The NASCAR Joke

A few years ago, I was getting ready to deliver the demo for a keynote presentation at VSLive! in San Francisco.

I was demonstrating a pre-release version of Team Foundation Server (TFS). The particular build of TFS I was using had a very peculiar bug. If it sat running for a while, it would throw an exception and put itself in an inoperable state. After a few times, I got pretty smooth at resetting TFS; I figured I could do it in about a minute.

 

Anyway, on the day of the keynote, I set up my machine, warmed it up, and then sat backstage, waiting. Based on the presentation slide deck, my demo was pretty early on, so I thought I would be able to avoid the bug.

As it turned out, the start of the presentation was delayed a bit, and the introductory speaker ran a little bit long. When I was called up to do the demo, it had been just over 1/2 hour; as I performed the first step of the demo, I could tell that TFS was hosed. That's not a great feeling.

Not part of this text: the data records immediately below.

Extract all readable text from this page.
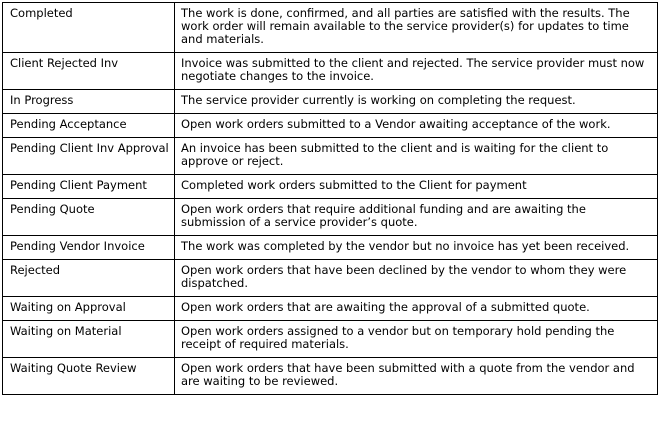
Completed	The work is done, confirmed, and all parties are satisfied with the results. The work order will remain available to the service provider(s) for updates to time and materials.
Client Rejected Inv	Invoice was submitted to the client and rejected. The service provider must now negotiate changes to the invoice.
In Progress	The service provider currently is working on completing the request.
Pending Acceptance	Open work orders submitted to a Vendor awaiting acceptance of the work.
Pending Client Inv Approval	An invoice has been submitted to the client and is waiting for the client to approve or reject.
Pending Client Payment	Completed work orders submitted to the Client for payment
Pending Quote	Open work orders that require additional funding and are awaiting the submission of a service provider’s quote.
Pending Vendor Invoice	The work was completed by the vendor but no invoice has yet been received.
Rejected	Open work orders that have been declined by the vendor to whom they were dispatched.
Waiting on Approval	Open work orders that are awaiting the approval of a submitted quote.
Waiting on Material	Open work orders assigned to a vendor but on temporary hold pending the receipt of required materials.
Waiting Quote Review	Open work orders that have been submitted with a quote from the vendor and are waiting to be reviewed.
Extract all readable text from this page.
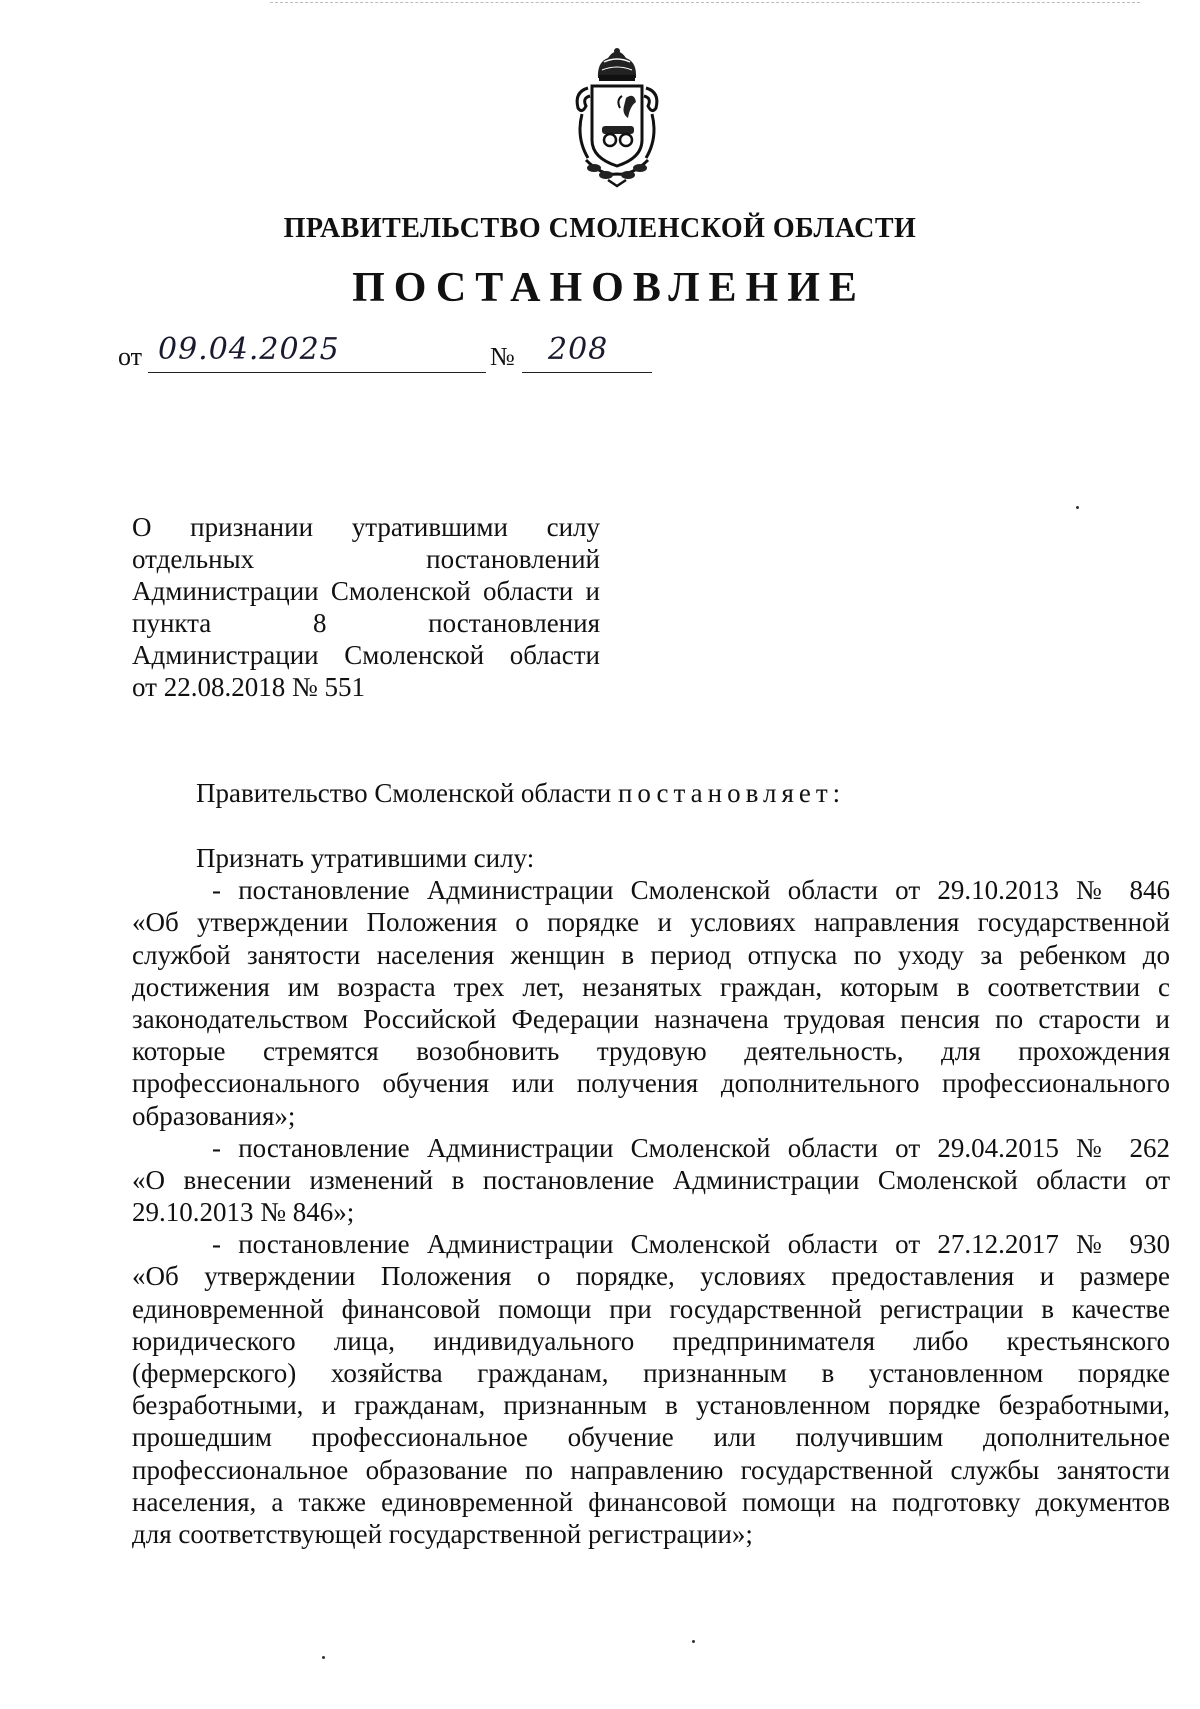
ПРАВИТЕЛЬСТВО СМОЛЕНСКОЙ ОБЛАСТИ
ПОСТАНОВЛЕНИЕ
от 09.04.2025	№ 208
О признании утратившими силу
отдельных постановлений
Администрации Смоленской области и
пункта 8 постановления
Администрации Смоленской области
от 22.08.2018 № 551
Правительство Смоленской области постановляет:
Признать утратившими силу:
- постановление Администрации Смоленской области от 29.10.2013 № 846
«Об утверждении Положения о порядке и условиях направления государственной
службой занятости населения женщин в период отпуска по уходу за ребенком до
достижения им возраста трех лет, незанятых граждан, которым в соответствии с
законодательством Российской Федерации назначена трудовая пенсия по старости и
которые стремятся возобновить трудовую деятельность, для прохождения
профессионального обучения или получения дополнительного профессионального
образования»;
- постановление Администрации Смоленской области от 29.04.2015 № 262
«О внесении изменений в постановление Администрации Смоленской области от
29.10.2013 № 846»;
- постановление Администрации Смоленской области от 27.12.2017 № 930
«Об утверждении Положения о порядке, условиях предоставления и размере
единовременной финансовой помощи при государственной регистрации в качестве
юридического лица, индивидуального предпринимателя либо крестьянского
(фермерского) хозяйства гражданам, признанным в установленном порядке
безработными, и гражданам, признанным в установленном порядке безработными,
прошедшим профессиональное обучение или получившим дополнительное
профессиональное образование по направлению государственной службы занятости
населения, а также единовременной финансовой помощи на подготовку документов
для соответствующей государственной регистрации»;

Luckily, a colleague of mine shared a joke the other day, and it came to mind. The joke starts with:

"What do NASCAR and technical demos have in common?"

After some furious fiddling with TFS, I delivered the punchline:

"People never talk about the speed, the power, or even who won. They just talk about the crashes they saw."

The audience that day was particularly charitable, so I got a good chuckle out of the crowd. That bought me enough time to get TFS up and running and continue with my demo.

The two lessons I learned that day were:

  1. When you prepare your demo machine, let it sit for a while and see if anything goes wrong. Software, particularly pre-release software, has a funny way of going bad when you let it sit.
  2. Keep a joke or two handy; you never know when you'll need one.